Cloud of locusts approaching, 1960s, CMS 9_7_11

In a second striking episode, Ross narrated his battle against a swarm of locusts which attacked the autumn crops of Moradabad where he was District Magistrate.  Although nothing could be done to save the crops, Ross organised loans for the cultivators who had suffered.  He then noticed that the insects were changing colour from red to a light orange, signalling a further threat, because they were mating.  Mobilising every government department, Ross organised a campaign to prevent damage to the recently sown winter crops by the birth of huge numbers of young locusts, known as hoppers.  Every field where the locusts had mated was marked by a flag, and when the hatching of the eggs was imminent, a trench was dug around and faced with oilcloth.  When the hatching began, villagers descended upon the hoppers (as yet unable to fly) beating them to death with branches and brushwood.  Those hoppers which reached the trenches were unable to climb over the slippery oilcloth, fell back inside and eventually were burned with paraffin.  600 villages were included in the campaign, averting the threat of famine.
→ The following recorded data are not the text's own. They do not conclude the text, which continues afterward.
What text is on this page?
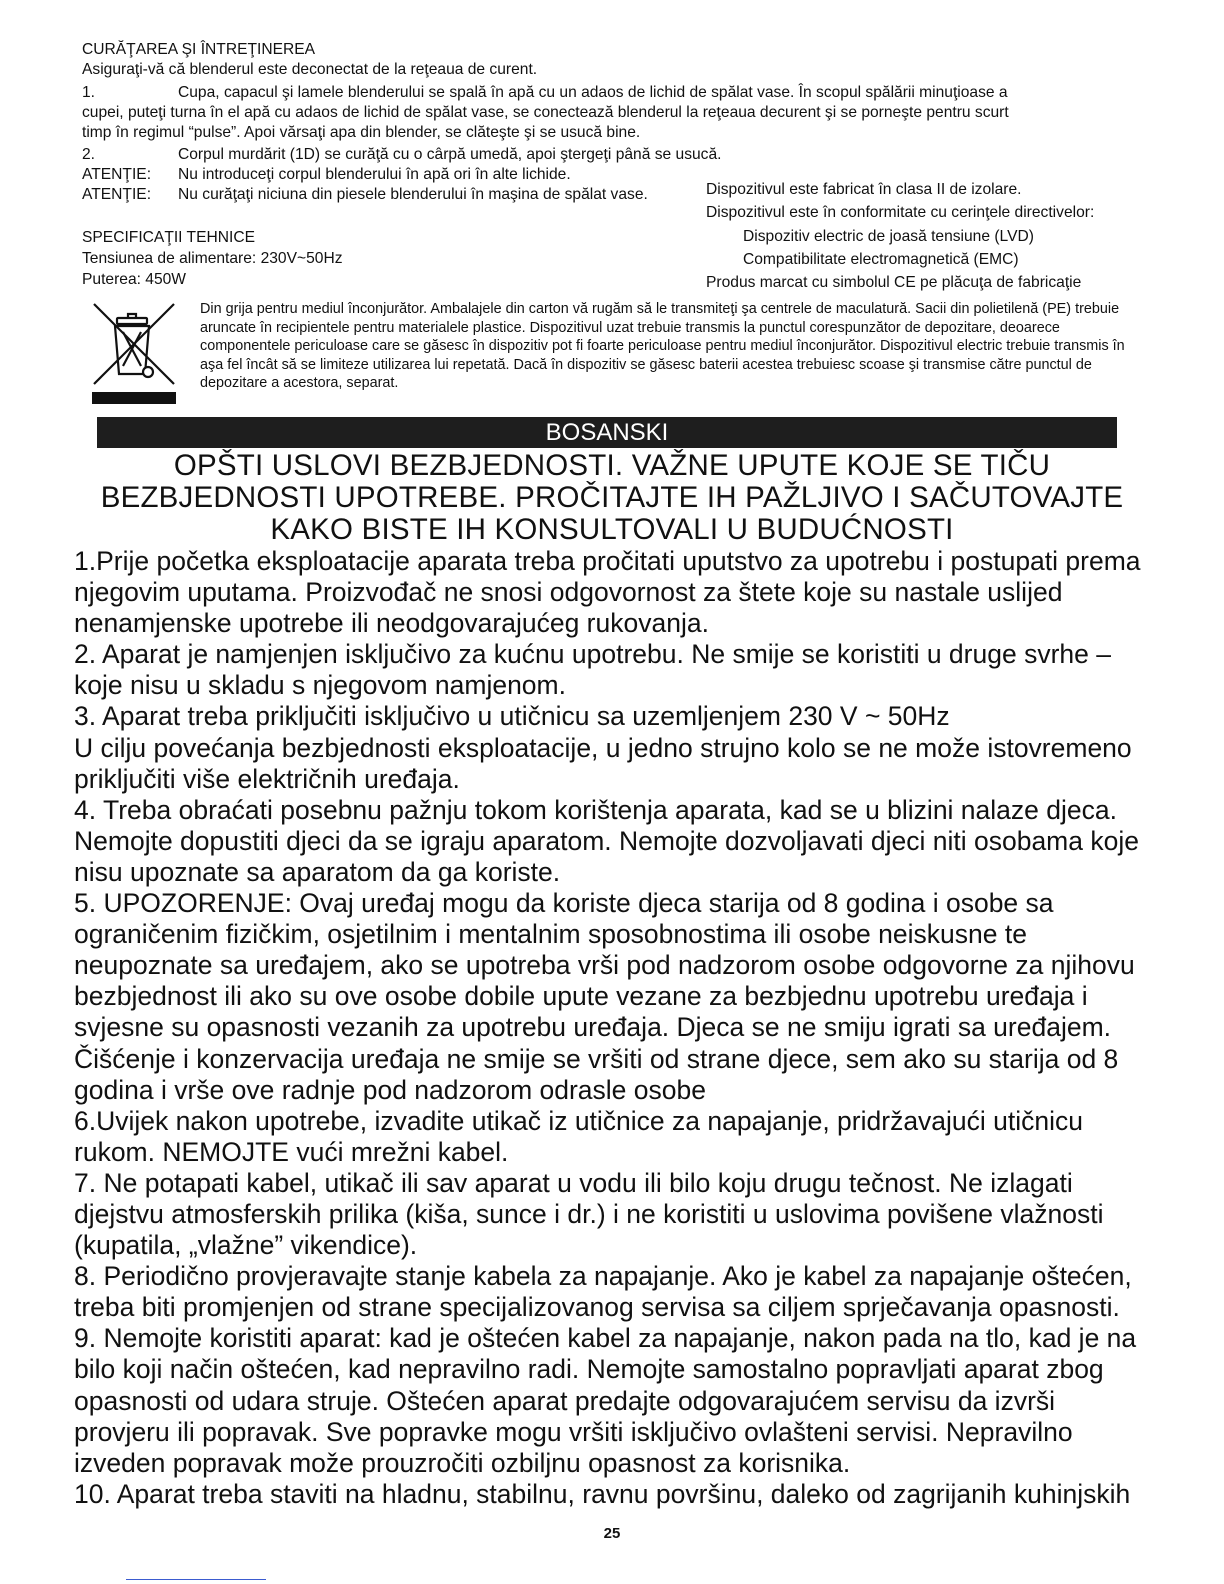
CURĂŢAREA ŞI ÎNTREŢINEREA
Asiguraţi-vă că blenderul este deconectat de la reţeaua de curent.
1.	Cupa, capacul şi lamele blenderului se spală în apă cu un adaos de lichid de spălat vase. În scopul spălării minuţioase a
cupei, puteţi turna în el apă cu adaos de lichid de spălat vase, se conectează blenderul la reţeaua decurent şi se porneşte pentru scurt
timp în regimul “pulse”. Apoi vărsaţi apa din blender, se clăteşte şi se usucă bine.
2.	Corpul murdărit (1D) se curăţă cu o cârpă umedă, apoi ştergeţi până se usucă.
ATENŢIE: Nu introduceţi corpul blenderului în apă ori în alte lichide.
ATENŢIE: Nu curăţaţi niciuna din piesele blenderului în maşina de spălat vase.
SPECIFICAŢII TEHNICE
Tensiunea de alimentare: 230V~50Hz
Puterea: 450W
Dispozitivul este fabricat în clasa II de izolare.
Dispozitivul este în conformitate cu cerinţele directivelor:
Dispozitiv electric de joasă tensiune (LVD)
Compatibilitate electromagnetică (EMC)
Produs marcat cu simbolul CE pe plăcuţa de fabricaţie
Din grija pentru mediul înconjurător. Ambalajele din carton vă rugăm să le transmiteţi şa centrele de maculatură. Sacii din polietilenă (PE) trebuie aruncate în recipientele pentru materialele plastice. Dispozitivul uzat trebuie transmis la punctul corespunzător de depozitare, deoarece componentele periculoase care se găsesc în dispozitiv pot fi foarte periculoase pentru mediul înconjurător. Dispozitivul electric trebuie transmis în aşa fel încât să se limiteze utilizarea lui repetată. Dacă în dispozitiv se găsesc baterii acestea trebuiesc scoase şi transmise către punctul de depozitare a acestora, separat.
BOSANSKI
OPŠTI USLOVI BEZBJEDNOSTI. VAŽNE UPUTE KOJE SE TIČU BEZBJEDNOSTI UPOTREBE. PROČITAJTE IH PAŽLJIVO I SAČUTOVAJTE KAKO BISTE IH KONSULTOVALI U BUDUĆNOSTI

1.Prije početka eksploatacije aparata treba pročitati uputstvo za upotrebu i postupati prema njegovim uputama. Proizvođač ne snosi odgovornost za štete koje su nastale uslijed nenamjenske upotrebe ili neodgovarajućeg rukovanja.

2. Aparat je namjenjen isključivo za kućnu upotrebu. Ne smije se koristiti u druge svrhe – koje nisu u skladu s njegovom namjenom.

3. Aparat treba priključiti isključivo u utičnicu sa uzemljenjem 230 V ~ 50Hz

U cilju povećanja bezbjednosti eksploatacije, u jedno strujno kolo se ne može istovremeno priključiti više električnih uređaja.

4. Treba obraćati posebnu pažnju tokom korištenja aparata, kad se u blizini nalaze djeca. Nemojte dopustiti djeci da se igraju aparatom. Nemojte dozvoljavati djeci niti osobama koje nisu upoznate sa aparatom da ga koriste.

5. UPOZORENJE: Ovaj uređaj mogu da koriste djeca starija od 8 godina i osobe sa ograničenim fizičkim, osjetilnim i mentalnim sposobnostima ili osobe neiskusne te neupoznate sa uređajem, ako se upotreba vrši pod nadzorom osobe odgovorne za njihovu bezbjednost ili ako su ove osobe dobile upute vezane za bezbjednu upotrebu uređaja i svjesne su opasnosti vezanih za upotrebu uređaja. Djeca se ne smiju igrati sa uređajem. Čišćenje i konzervacija uređaja ne smije se vršiti od strane djece, sem ako su starija od 8 godina i vrše ove radnje pod nadzorom odrasle osobe

6.Uvijek nakon upotrebe, izvadite utikač iz utičnice za napajanje, pridržavajući utičnicu rukom. NEMOJTE vući mrežni kabel.

7. Ne potapati kabel, utikač ili sav aparat u vodu ili bilo koju drugu tečnost. Ne izlagati djejstvu atmosferskih prilika (kiša, sunce i dr.) i ne koristiti u uslovima povišene vlažnosti (kupatila, „vlažne” vikendice).

8. Periodično provjeravajte stanje kabela za napajanje. Ako je kabel za napajanje oštećen, treba biti promjenjen od strane specijalizovanog servisa sa ciljem sprječavanja opasnosti.

9. Nemojte koristiti aparat: kad je oštećen kabel za napajanje, nakon pada na tlo, kad je na bilo koji način oštećen, kad nepravilno radi. Nemojte samostalno popravljati aparat zbog opasnosti od udara struje. Oštećen aparat predajte odgovarajućem servisu da izvrši provjeru ili popravak. Sve popravke mogu vršiti isključivo ovlašteni servisi. Nepravilno izveden popravak može prouzročiti ozbiljnu opasnost za korisnika.

10. Aparat treba staviti na hladnu, stabilnu, ravnu površinu, daleko od zagrijanih kuhinjskih

25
Cotton shipping, Bombay Harbour, 1890s, Y3022GG_3

Ross retired in November 1945 on the eve of Indian independence and returned to Britain, concluding his memoir, ‘I left India with many regrets.  It was hard to leave all my friends, both Indian and European.  I rarely spent a dull or idle day, and when the ship steamed from Bombay I remembered all these and felt that if I could have the choice again, I would have chosen that life.  It is sad that no such openings are now available to British youths, but it is very right and proper that it should be so.’

The featured image is Kashmir, on the Wular Lake, 1899-1901, Y3022V_26.